ARTLAB TIMELINE

The Artlab was completed in May 2012. (See overview video here)

LAB 1The Urmadic City, Brisbane, mid - late 2010

LAB 2The Bat Human Project, Sydney, November 2010

LAB 3Remnant Breath as part of EcoSapienz, New Plymouth, New Zealand – 13-30 January 2011, optional:

LAB 4Refocus with Tony Fry, @ Brisbane / Ravenbourne, Qld, Feb 24-25th 2011 (1.5 days)
[Satellite Event 1] Bat/Human Problem Public Event, Sydney, April 29th, 2011
[Satellite Event 2] Water Culture Lab, Noosa, Qld, [Satellite Event] as part of the 'Floating Land Festival organised by Leah Barclay. The event will include a short symposium/workshop on the last weekend with optional collaborations during the ten-day festival. 27th May – June 6th 2011.
LAB 5: South India (Cochin and the backwaters, Kerala), Nov 2011

LAB 6: Artlab debrief – Feb 2011, Brisbane.

The discoveries through these labs are intended to be translated into each member’s discipline/practice evolving into a methodology that is both increasingly sensitive to intangible cultural heritage and that forges new processes that seek to target the roots of our collective ecological crisis.

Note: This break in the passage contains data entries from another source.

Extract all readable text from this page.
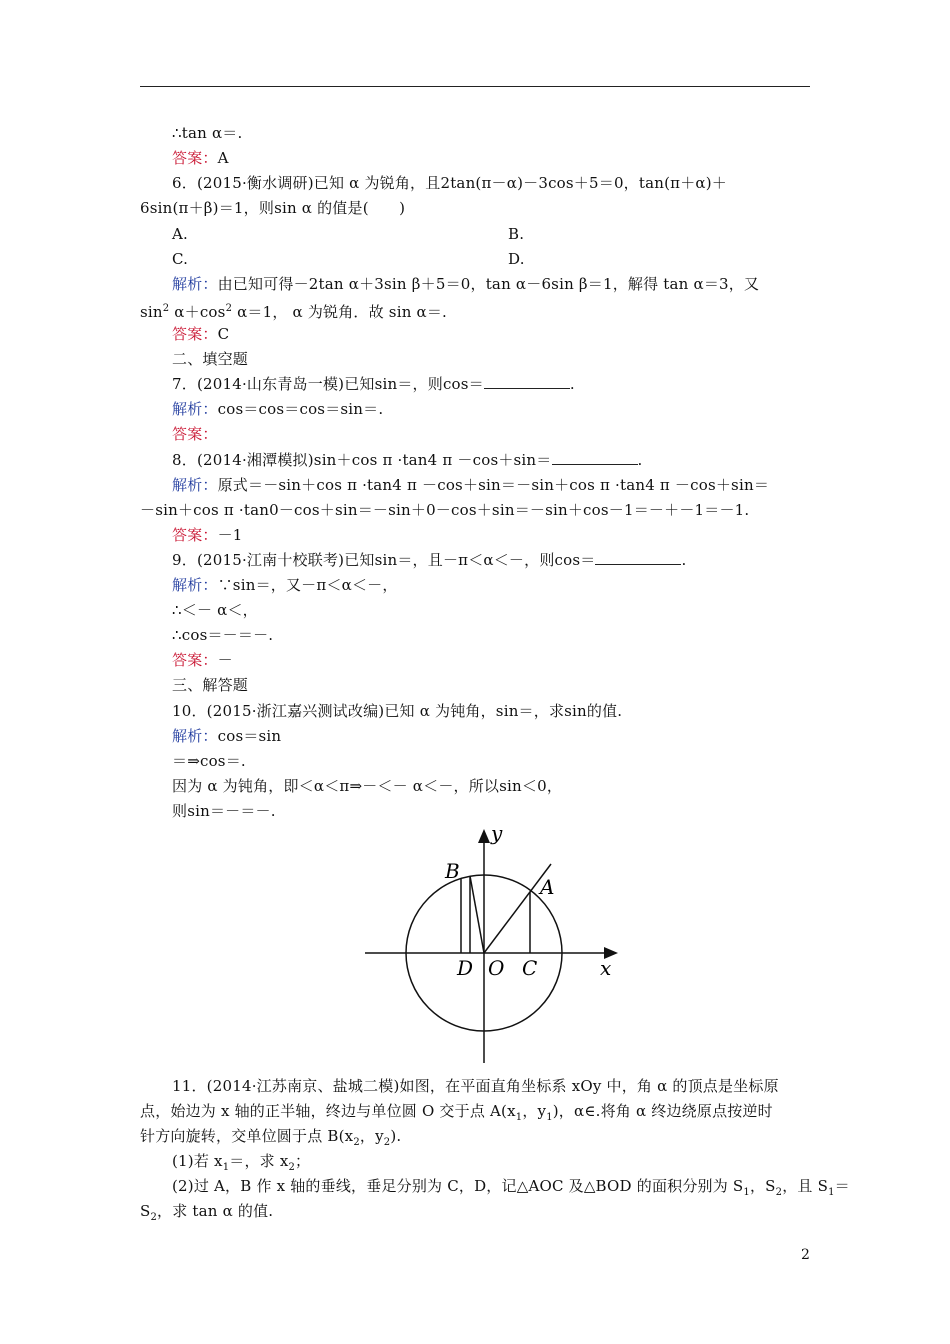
∴tan α＝.
答案：A
6．(2015·衡水调研)已知 α 为锐角，且2tan(π－α)－3cos＋5＝0，tan(π＋α)＋
6sin(π＋β)＝1，则sin α 的值是(　　)
A.	B.
C.	D.
解析：由已知可得－2tan α＋3sin β＋5＝0，tan α－6sin β＝1，解得 tan α＝3，又
$\sin^2 \alpha+\cos^2$ α＝1， α 为锐角．故 sin α＝.
答案：C
二、填空题
7．(2014·山东青岛一模)已知sin＝，则cos＝	.
解析：cos＝cos＝cos＝sin＝.
答案：
8．(2014·湘潭模拟)sin＋cos π ·tan4 π －cos＋sin＝	.
解析：原式＝－sin＋cos π ·tan4 π －cos＋sin＝－sin＋cos π ·tan4 π －cos＋sin＝
－sin＋cos π ·tan0－cos＋sin＝－sin＋0－cos＋sin＝－sin＋cos－1＝－＋－1＝－1.
答案：－1
9．(2015·江南十校联考)已知sin＝，且－π＜α＜－，则cos＝	.
解析：∵sin＝，又－π＜α＜－，
∴＜－ α＜，
∴cos＝－＝－.
答案：－
三、解答题
10．(2015·浙江嘉兴测试改编)已知 α 为钝角，sin＝，求sin的值.
解析：cos＝sin
＝⇒cos＝.
因为 α 为钝角，即＜α＜π⇒－＜－ α＜－，所以sin＜0，
则sin＝－＝－.
y
x
B
A
D O C
11．(2014·江苏南京、盐城二模)如图，在平面直角坐标系 xOy 中，角 α 的顶点是坐标原
点，始边为 x 轴的正半轴，终边与单位圆 O 交于点 $A(x_1$，$y_1$)，α∈.将角 α 终边绕原点按逆时
针方向旋转，交单位圆于点 $B(x_2$，$y_2$).
(1)若 $x_1=$，求 $x_2$；
(2)过 A，B 作 x 轴的垂线，垂足分别为 C，D，记△AOC 及△BOD 的面积分别为 $S_1$，$S_2$，且 $S_1=$
$S_2$，求 tan α 的值.
2
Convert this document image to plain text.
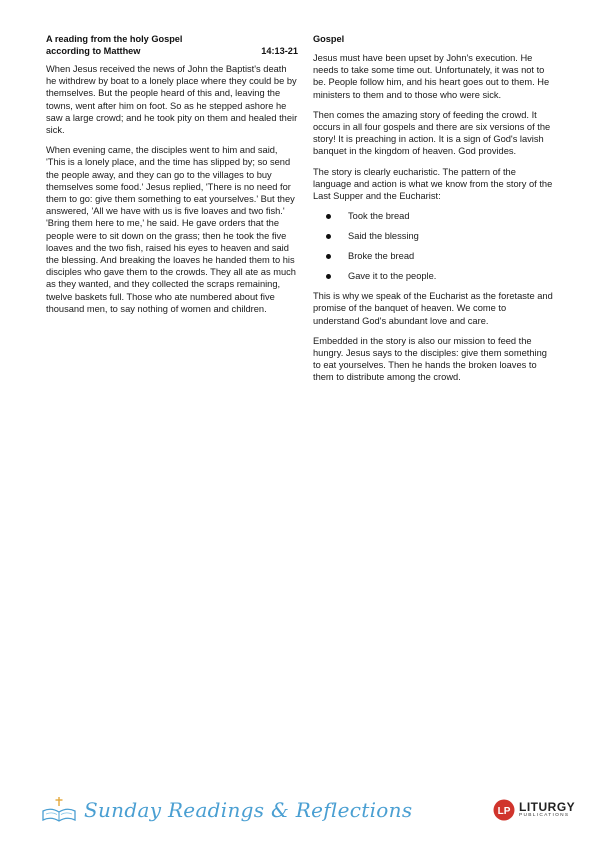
A reading from the holy Gospel
according to Matthew	14:13-21

When Jesus received the news of John the Baptist's death he withdrew by boat to a lonely place where they could be by themselves. But the people heard of this and, leaving the towns, went after him on foot. So as he stepped ashore he saw a large crowd; and he took pity on them and healed their sick.

When evening came, the disciples went to him and said, 'This is a lonely place, and the time has slipped by; so send the people away, and they can go to the villages to buy themselves some food.' Jesus replied, 'There is no need for them to go: give them something to eat yourselves.' But they answered, 'All we have with us is five loaves and two fish.' 'Bring them here to me,' he said. He gave orders that the people were to sit down on the grass; then he took the five loaves and the two fish, raised his eyes to heaven and said the blessing. And breaking the loaves he handed them to his disciples who gave them to the crowds. They all ate as much as they wanted, and they collected the scraps remaining, twelve baskets full. Those who ate numbered about five thousand men, to say nothing of women and children.

Gospel

Jesus must have been upset by John's execution. He needs to take some time out. Unfortunately, it was not to be. People follow him, and his heart goes out to them. He ministers to them and to those who were sick.

Then comes the amazing story of feeding the crowd. It occurs in all four gospels and there are six versions of the story! It is preaching in action. It is a sign of God's lavish banquet in the kingdom of heaven. God provides.

The story is clearly eucharistic. The pattern of the language and action is what we know from the story of the Last Supper and the Eucharist:

Took the bread
Said the blessing
Broke the bread
Gave it to the people.

This is why we speak of the Eucharist as the foretaste and promise of the banquet of heaven. We come to understand God's abundant love and care.

Embedded in the story is also our mission to feed the hungry. Jesus says to the disciples: give them something to eat yourselves. Then he hands the broken loaves to them to distribute among the crowd.

Sunday Readings & Reflections	LP LITURGY
PUBLICATIONS
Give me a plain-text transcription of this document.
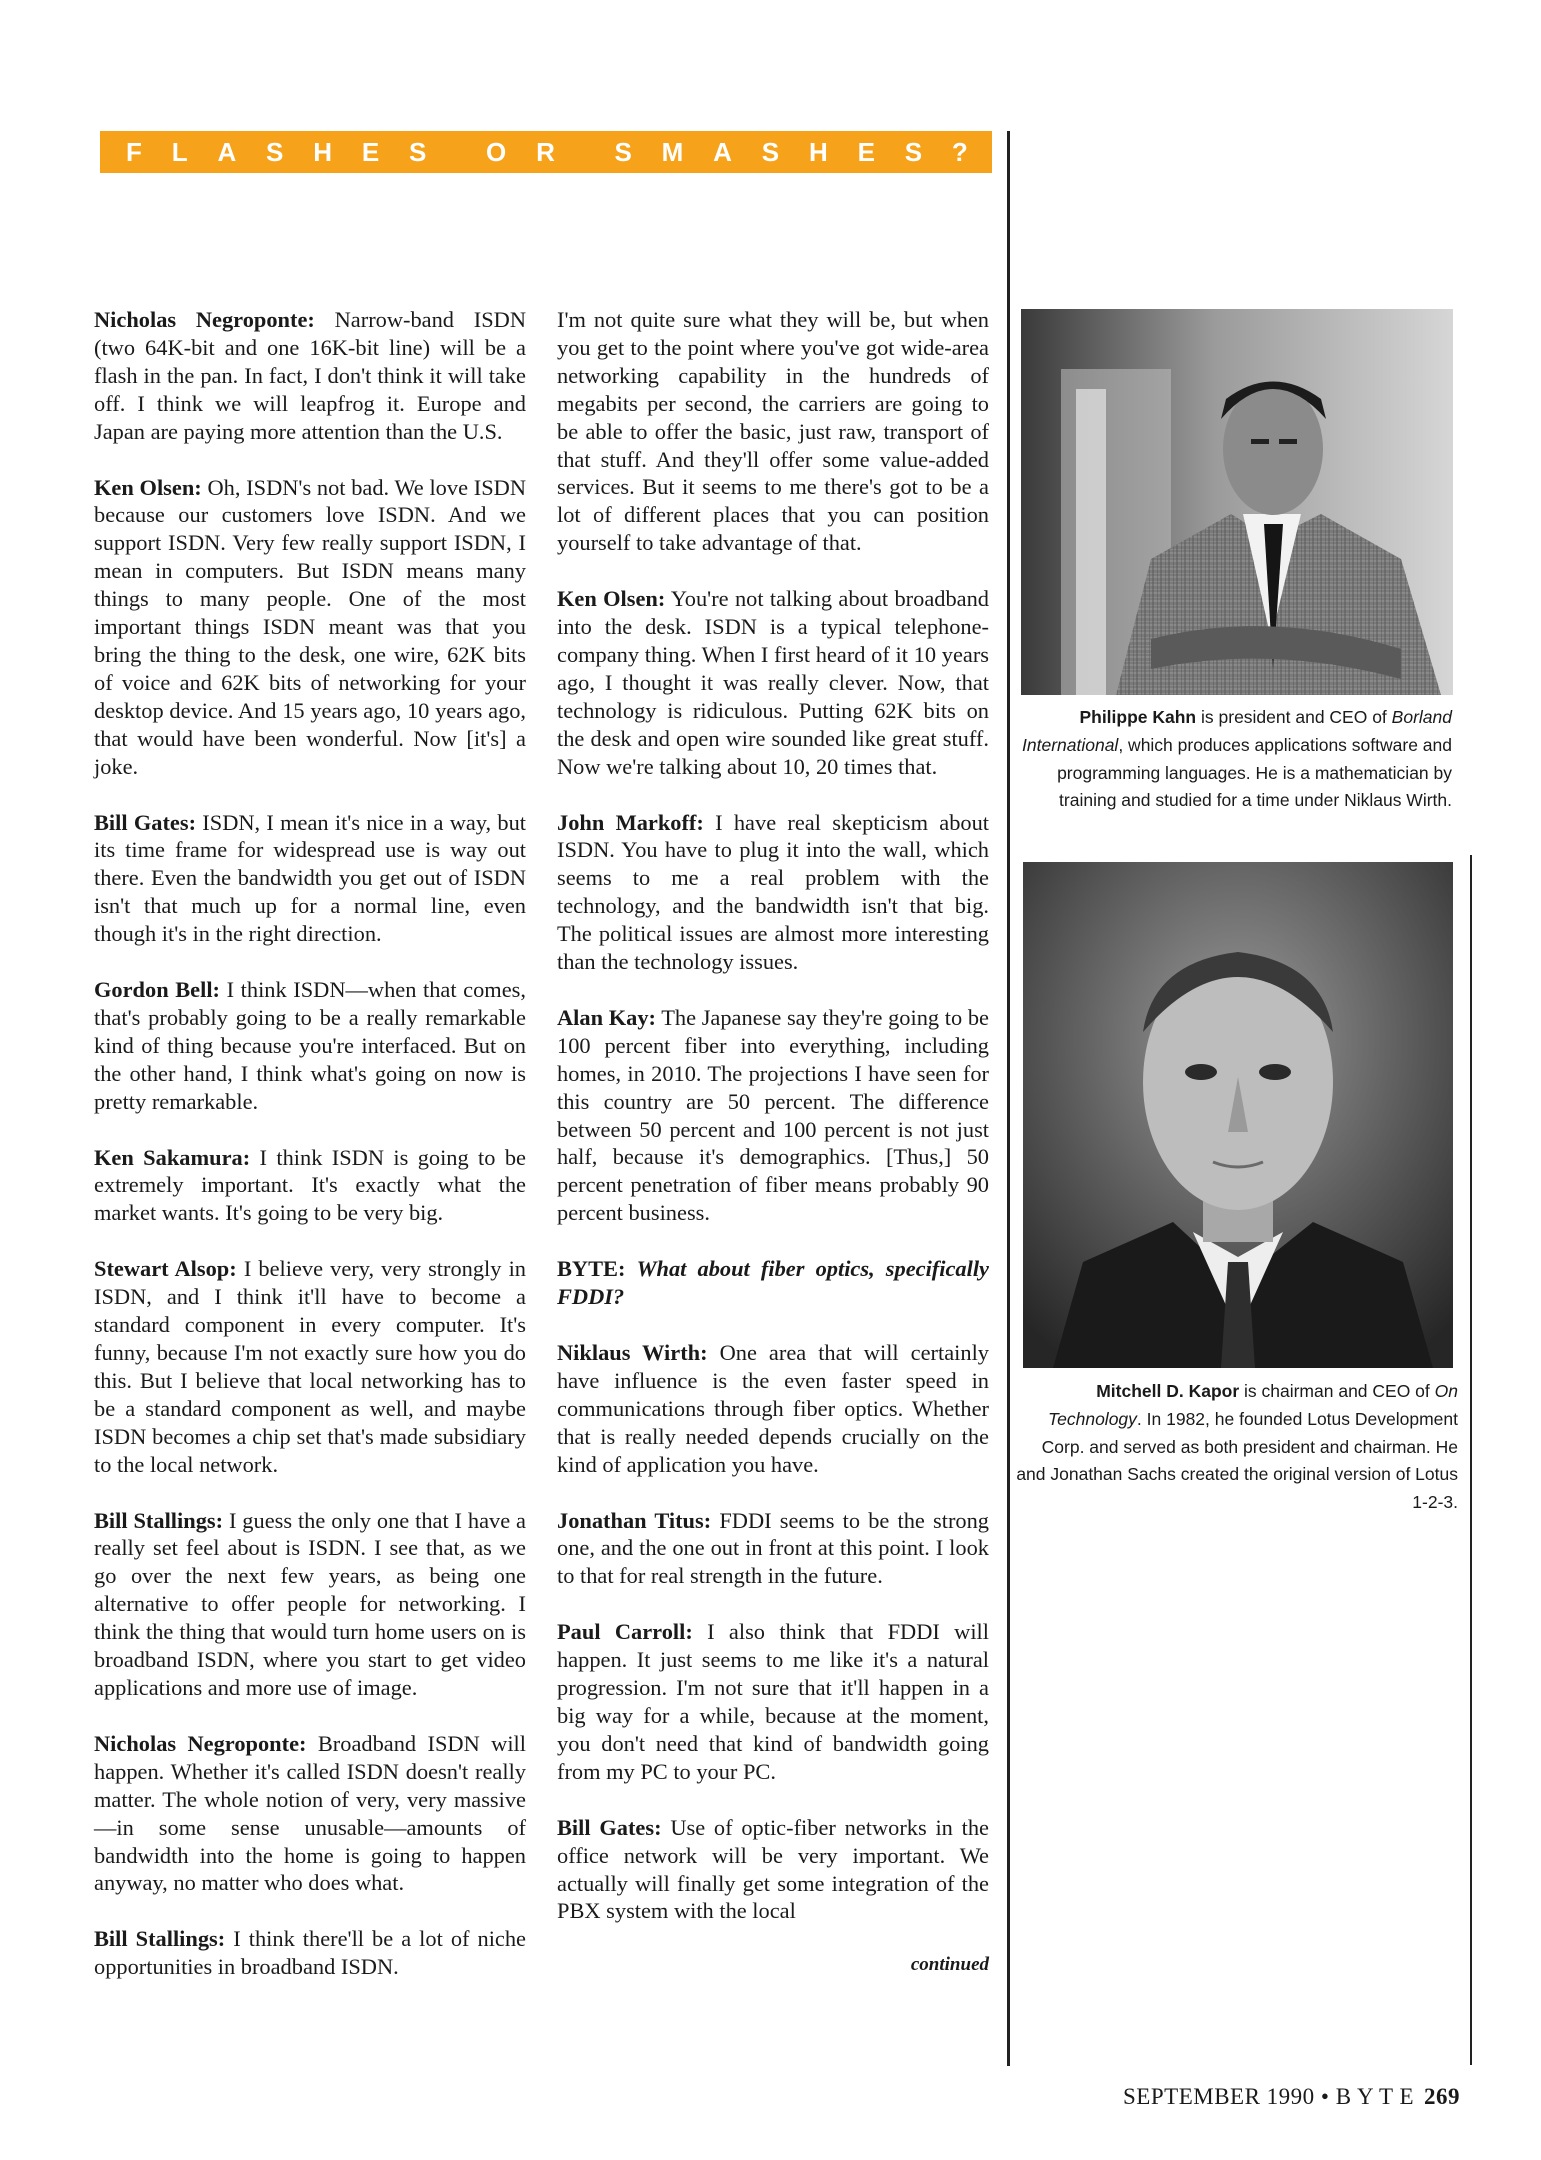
F L A S H E S O R S M A S H E S ?

Nicholas Negroponte: Narrow-band ISDN (two 64K-bit and one 16K-bit line) will be a flash in the pan. In fact, I don't think it will take off. I think we will leapfrog it. Europe and Japan are paying more attention than the U.S.

Ken Olsen: Oh, ISDN's not bad. We love ISDN because our customers love ISDN. And we support ISDN. Very few really support ISDN, I mean in computers. But ISDN means many things to many people. One of the most important things ISDN meant was that you bring the thing to the desk, one wire, 62K bits of voice and 62K bits of networking for your desktop device. And 15 years ago, 10 years ago, that would have been wonderful. Now [it's] a joke.

Bill Gates: ISDN, I mean it's nice in a way, but its time frame for widespread use is way out there. Even the bandwidth you get out of ISDN isn't that much up for a normal line, even though it's in the right direction.

Gordon Bell: I think ISDN—when that comes, that's probably going to be a really remarkable kind of thing because you're interfaced. But on the other hand, I think what's going on now is pretty remarkable.

Ken Sakamura: I think ISDN is going to be extremely important. It's exactly what the market wants. It's going to be very big.

Stewart Alsop: I believe very, very strongly in ISDN, and I think it'll have to become a standard component in every computer. It's funny, because I'm not exactly sure how you do this. But I believe that local networking has to be a standard component as well, and maybe ISDN becomes a chip set that's made subsidiary to the local network.

Bill Stallings: I guess the only one that I have a really set feel about is ISDN. I see that, as we go over the next few years, as being one alternative to offer people for networking. I think the thing that would turn home users on is broadband ISDN, where you start to get video applications and more use of image.

Nicholas Negroponte: Broadband ISDN will happen. Whether it's called ISDN doesn't really matter. The whole notion of very, very massive—in some sense unusable—amounts of bandwidth into the home is going to happen anyway, no matter who does what.

Bill Stallings: I think there'll be a lot of niche opportunities in broadband ISDN.

I'm not quite sure what they will be, but when you get to the point where you've got wide-area networking capability in the hundreds of megabits per second, the carriers are going to be able to offer the basic, just raw, transport of that stuff. And they'll offer some value-added services. But it seems to me there's got to be a lot of different places that you can position yourself to take advantage of that.

Ken Olsen: You're not talking about broadband into the desk. ISDN is a typical telephone-company thing. When I first heard of it 10 years ago, I thought it was really clever. Now, that technology is ridiculous. Putting 62K bits on the desk and open wire sounded like great stuff. Now we're talking about 10, 20 times that.

John Markoff: I have real skepticism about ISDN. You have to plug it into the wall, which seems to me a real problem with the technology, and the bandwidth isn't that big. The political issues are almost more interesting than the technology issues.

Alan Kay: The Japanese say they're going to be 100 percent fiber into everything, including homes, in 2010. The projections I have seen for this country are 50 percent. The difference between 50 percent and 100 percent is not just half, because it's demographics. [Thus,] 50 percent penetration of fiber means probably 90 percent business.

BYTE: What about fiber optics, specifically FDDI?

Niklaus Wirth: One area that will certainly have influence is the even faster speed in communications through fiber optics. Whether that is really needed depends crucially on the kind of application you have.

Jonathan Titus: FDDI seems to be the strong one, and the one out in front at this point. I look to that for real strength in the future.

Paul Carroll: I also think that FDDI will happen. It just seems to me like it's a natural progression. I'm not sure that it'll happen in a big way for a while, because at the moment, you don't need that kind of bandwidth going from my PC to your PC.

Bill Gates: Use of optic-fiber networks in the office network will be very important. We actually will finally get some integration of the PBX system with the local

continued
Philippe Kahn is president and CEO of Borland International, which produces applications software and programming languages. He is a mathematician by training and studied for a time under Niklaus Wirth.
Mitchell D. Kapor is chairman and CEO of On Technology. In 1982, he founded Lotus Development Corp. and served as both president and chairman. He and Jonathan Sachs created the original version of Lotus 1-2-3.
SEPTEMBER 1990 • B Y T E 269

Australia Council Funded Artlabs are substantial, long-term awards of high esteem awarded through a highly competitive process They are funded to allow established artist researchers the opportunity to re-new, re-think and reflect upon their practices – as a means for establishing future approaches, new practices and directions. Whilst outcomes in terms of artworks are possible, experimentation with process is similarly valued. By often avoiding length production components Artlabs offer a rare opportunity to work with less rigidly defined goals that would be typical of many other production-led projects. Consequently the Australia Council state them as an opportunity to engage in a ‘very high degree of risk taking’ to ‘experiment with radical creative processes and be flexible to outcomes that cannot be predicted in advance’.

This open and experimental intention means that the team cannot always maintain a distinct structure at each stage or set unequivocal long-term goals as might be the case in other projects – or indeed modalities of research that are much less ‘practice-led’ - because to do so would invoke a different type of process and outcome possibility. Furthermore the project requires reflective ‘learn as it goes’, this means the composition of the team of artists’ may change in response to the brief and changing priorities.